3. Check your credit report.

You want to review your credit report. Get a free copy at to ensure that the report is accurate. Or call 877-322-8228.

It is important to understand which loans are listed on your report. You want to correct errors before applying for credit. Make sure no one stole your information to open a car loan or credit card in your name.

4. Clean up your financial act.

There are steps you can take to boost your credit score before applying for a credit card, car loan, or mortgage.

You would like to have established a history of paying all your bills on time. According to the Consumer Federation of America, a late payment can lower your credit score by dozens of points.

Be sure to use only a small portion of available credit on a credit card. In general, the higher the percentage of a line of credit used, the lower the credit scores. You may want to aim to borrow only 25% of the available line of credit.

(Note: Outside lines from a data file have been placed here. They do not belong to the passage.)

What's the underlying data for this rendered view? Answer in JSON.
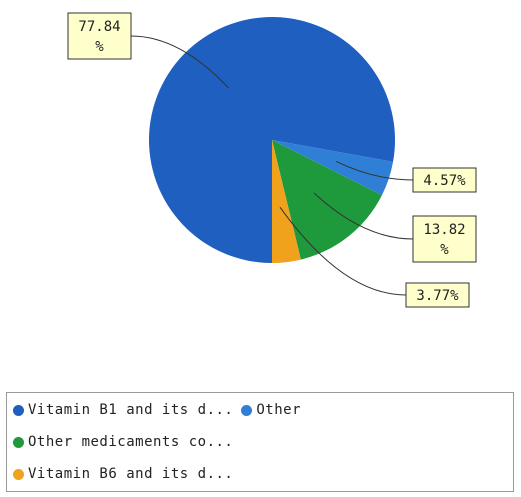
{
  "chart_data": {
    "type": "pie",
    "slices": [
      {
        "label": "Vitamin B1 and its d...",
        "value": 77.84,
        "color": "#1f5fbf",
        "label_text": [
          "77.84",
          "%"
        ]
      },
      {
        "label": "Other",
        "value": 4.57,
        "color": "#2f7fd6",
        "label_text": [
          "4.57%"
        ]
      },
      {
        "label": "Other medicaments co...",
        "value": 13.82,
        "color": "#1e9a3c",
        "label_text": [
          "13.82",
          "%"
        ]
      },
      {
        "label": "Vitamin B6 and its d...",
        "value": 3.77,
        "color": "#f0a21c",
        "label_text": [
          "3.77%"
        ]
      }
    ]
  },
  "legend": {
    "rows": [
      [
        {
          "label": "Vitamin B1 and its d...",
          "color": "#1f5fbf"
        },
        {
          "label": "Other",
          "color": "#2f7fd6"
        }
      ],
      [
        {
          "label": "Other medicaments co...",
          "color": "#1e9a3c"
        }
      ],
      [
        {
          "label": "Vitamin B6 and its d...",
          "color": "#f0a21c"
        }
      ]
    ]
  }
}
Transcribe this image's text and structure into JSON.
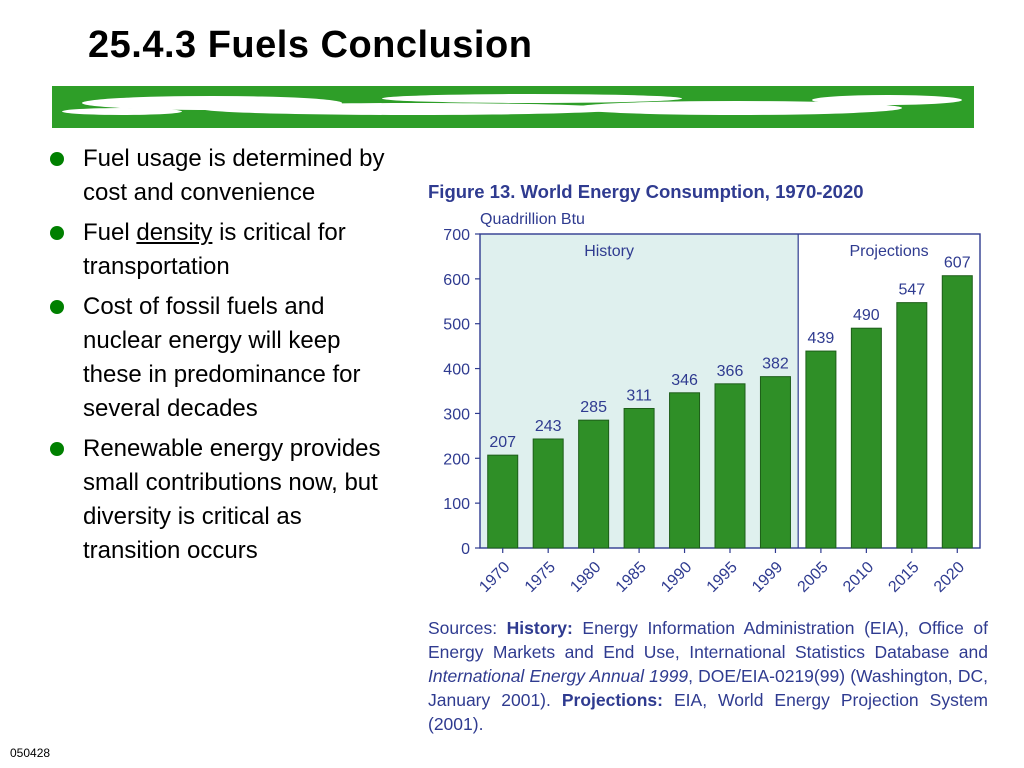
{
  "slide": {
    "title": "25.4.3 Fuels Conclusion",
    "number": "050428",
    "brand_color": "#2e9e28",
    "bullet_color": "#008000"
  },
  "bullets": [
    {
      "text": "Fuel usage is determined by cost and convenience"
    },
    {
      "pre": "Fuel ",
      "underlined": "density",
      "post": " is critical for transportation"
    },
    {
      "text": "Cost of fossil fuels and nuclear energy will keep these in predominance for several decades"
    },
    {
      "text": "Renewable energy provides small contributions now, but diversity is critical as transition occurs"
    }
  ],
  "chart_data": {
    "type": "bar",
    "title": "Figure 13.  World Energy Consumption, 1970-2020",
    "ylabel": "Quadrillion Btu",
    "xlabel": "",
    "categories": [
      "1970",
      "1975",
      "1980",
      "1985",
      "1990",
      "1995",
      "1999",
      "2005",
      "2010",
      "2015",
      "2020"
    ],
    "values": [
      207,
      243,
      285,
      311,
      346,
      366,
      382,
      439,
      490,
      547,
      607
    ],
    "data_labels": [
      "207",
      "243",
      "285",
      "311",
      "346",
      "366",
      "382",
      "439",
      "490",
      "547",
      "607"
    ],
    "ylim": [
      0,
      700
    ],
    "yticks": [
      0,
      100,
      200,
      300,
      400,
      500,
      600,
      700
    ],
    "regions": [
      {
        "label": "History",
        "from": "1970",
        "to": "1999",
        "color": "#dff0ee"
      },
      {
        "label": "Projections",
        "from": "2005",
        "to": "2020",
        "color": "#ffffff"
      }
    ],
    "bar_color": "#2f8f27",
    "text_color": "#2f3b90",
    "grid": false,
    "legend": "none"
  },
  "sources": {
    "lead": "Sources: ",
    "history_label": "History:",
    "history_text_a": " Energy Information Administration (EIA), Office of Energy Markets and End Use, International Statistics Database and ",
    "history_italic": "International Energy Annual 1999",
    "history_text_b": ", DOE/EIA-0219(99) (Washington, DC, January 2001). ",
    "projections_label": "Projections:",
    "projections_text": " EIA, World Energy Projection System (2001)."
  }
}
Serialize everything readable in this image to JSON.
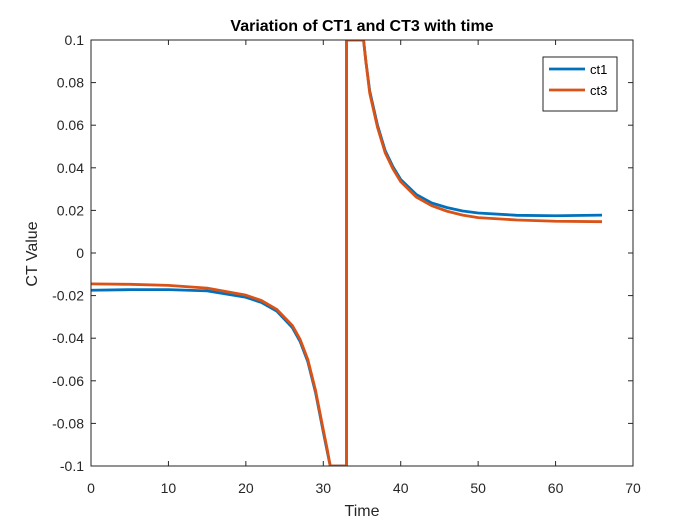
{
  "chart_data": {
    "type": "line",
    "title": "Variation of CT1 and CT3 with time",
    "xlabel": "Time",
    "ylabel": "CT Value",
    "xlim": [
      0,
      70
    ],
    "ylim": [
      -0.1,
      0.1
    ],
    "xticks": [
      0,
      10,
      20,
      30,
      40,
      50,
      60,
      70
    ],
    "xtick_labels": [
      "0",
      "10",
      "20",
      "30",
      "40",
      "50",
      "60",
      "70"
    ],
    "yticks": [
      -0.1,
      -0.08,
      -0.06,
      -0.04,
      -0.02,
      0,
      0.02,
      0.04,
      0.06,
      0.08,
      0.1
    ],
    "ytick_labels": [
      "-0.1",
      "-0.08",
      "-0.06",
      "-0.04",
      "-0.02",
      "0",
      "0.02",
      "0.04",
      "0.06",
      "0.08",
      "0.1"
    ],
    "grid": false,
    "legend_position": "top-right",
    "series": [
      {
        "name": "ct1",
        "color": "#0072BD",
        "x": [
          0,
          5,
          10,
          15,
          20,
          22,
          24,
          26,
          27,
          28,
          29,
          30,
          30.5,
          30.9,
          33.0,
          33.0,
          35.2,
          35.5,
          36,
          37,
          38,
          39,
          40,
          42,
          44,
          46,
          48,
          50,
          55,
          60,
          66
        ],
        "y": [
          -0.0175,
          -0.0172,
          -0.0172,
          -0.0178,
          -0.0208,
          -0.0232,
          -0.0273,
          -0.035,
          -0.0415,
          -0.051,
          -0.0655,
          -0.084,
          -0.093,
          -0.1,
          -0.1,
          0.1,
          0.1,
          0.09,
          0.076,
          0.06,
          0.048,
          0.0405,
          0.0345,
          0.0275,
          0.0235,
          0.0213,
          0.0197,
          0.0188,
          0.0177,
          0.0175,
          0.0178
        ]
      },
      {
        "name": "ct3",
        "color": "#D95319",
        "x": [
          0,
          5,
          10,
          15,
          20,
          22,
          24,
          26,
          27,
          28,
          29,
          30,
          30.5,
          30.9,
          33.0,
          33.0,
          35.2,
          35.5,
          36,
          37,
          38,
          39,
          40,
          42,
          44,
          46,
          48,
          50,
          55,
          60,
          66
        ],
        "y": [
          -0.0145,
          -0.0147,
          -0.0152,
          -0.0165,
          -0.0198,
          -0.0223,
          -0.0265,
          -0.034,
          -0.0405,
          -0.05,
          -0.0645,
          -0.083,
          -0.092,
          -0.1,
          -0.1,
          0.1,
          0.1,
          0.09,
          0.075,
          0.059,
          0.047,
          0.0395,
          0.0335,
          0.0263,
          0.0222,
          0.0196,
          0.0178,
          0.0166,
          0.0155,
          0.0149,
          0.0147
        ]
      }
    ]
  }
}
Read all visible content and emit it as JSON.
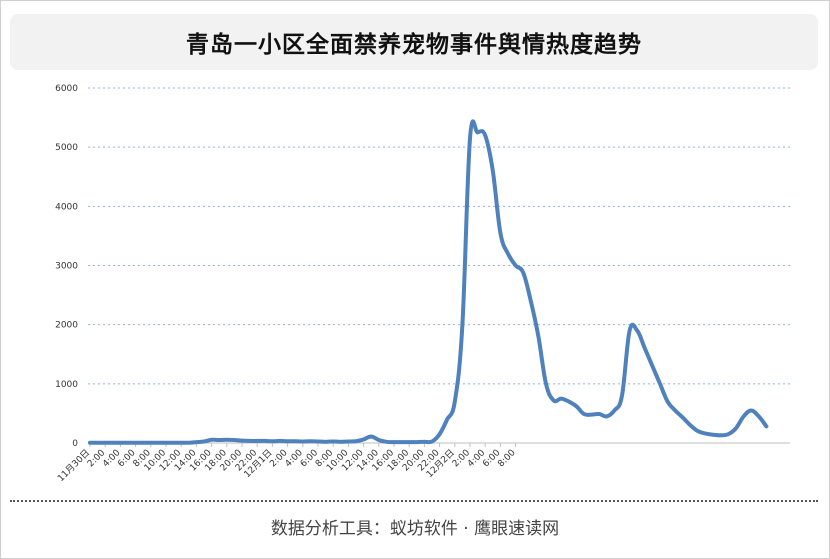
{
  "header": {
    "title": "青岛一小区全面禁养宠物事件舆情热度趋势"
  },
  "footer": {
    "text": "数据分析工具：蚁坊软件 · 鹰眼速读网"
  },
  "colors": {
    "line": "#4f81bd",
    "grid": "#8db3e2",
    "title_bg": "#f2f2f2"
  },
  "chart_data": {
    "type": "line",
    "title": "青岛一小区全面禁养宠物事件舆情热度趋势",
    "xlabel": "",
    "ylabel": "",
    "ylim": [
      0,
      6000
    ],
    "yticks": [
      0,
      1000,
      2000,
      3000,
      4000,
      5000,
      6000
    ],
    "grid": "horizontal dotted",
    "legend": "none",
    "x_tick_labels": [
      "11月30日",
      "2:00",
      "4:00",
      "6:00",
      "8:00",
      "10:00",
      "12:00",
      "14:00",
      "16:00",
      "18:00",
      "20:00",
      "22:00",
      "12月1日",
      "2:00",
      "4:00",
      "6:00",
      "8:00",
      "10:00",
      "12:00",
      "14:00",
      "16:00",
      "18:00",
      "20:00",
      "22:00",
      "12月2日",
      "2:00",
      "4:00",
      "6:00",
      "8:00"
    ],
    "x_tick_step_hours": 2,
    "series": [
      {
        "x_hours": [
          0,
          1,
          2,
          3,
          4,
          5,
          6,
          7,
          8,
          9,
          10,
          11,
          12,
          13,
          14,
          15,
          16,
          17,
          18,
          19,
          20,
          21,
          22,
          23,
          24,
          25,
          26,
          27,
          28,
          29,
          30,
          31,
          32,
          33,
          34,
          35,
          36,
          37,
          38,
          39,
          40,
          41,
          42,
          43,
          44,
          45,
          46,
          47,
          48,
          49,
          50,
          51,
          52,
          53,
          54,
          55,
          56,
          57,
          58,
          59,
          60,
          61,
          62,
          63,
          64,
          65,
          66,
          67,
          68,
          69,
          70,
          71,
          72,
          73,
          74,
          75,
          76,
          77,
          78,
          79,
          80,
          81,
          82,
          83,
          84,
          85,
          86,
          87,
          88,
          89
        ],
        "values": [
          5,
          5,
          5,
          5,
          5,
          5,
          5,
          5,
          5,
          5,
          5,
          5,
          5,
          5,
          15,
          25,
          55,
          50,
          55,
          50,
          40,
          35,
          35,
          35,
          30,
          35,
          30,
          30,
          25,
          30,
          25,
          20,
          25,
          20,
          25,
          30,
          60,
          110,
          50,
          20,
          15,
          15,
          15,
          15,
          20,
          25,
          150,
          400,
          700,
          2000,
          5150,
          5250,
          5200,
          4600,
          3550,
          3200,
          3000,
          2880,
          2400,
          1800,
          1000,
          720,
          750,
          700,
          620,
          490,
          480,
          490,
          450,
          550,
          800,
          1900,
          1900,
          1600,
          1300,
          1000,
          700,
          550,
          430,
          300,
          200,
          160,
          140,
          130,
          150,
          250,
          450,
          550,
          450,
          280
        ]
      }
    ]
  }
}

It can help your score if you pay off your credit card debt rather than just transferring it to another credit card or home equity loan.

You can answer 12 questions online quiz at to better understand how to improve a score. These tips can help you if you’re applying for a credit card, car loan, mortgage, shopping for insurance in many states, signing up for cell phone service, or renting an apartment.

Having a bad credit rating, of course, means you’re likely to pay higher rates on a credit card or car loan. On a typical $20,000 car loan from a bank, for example, a borrower with a low score would likely be charged at least $5,000 more in interest than a borrower with a high score.

After opening that first credit card, paying on time and not borrowing near the limit is key to establishing a good credit rating.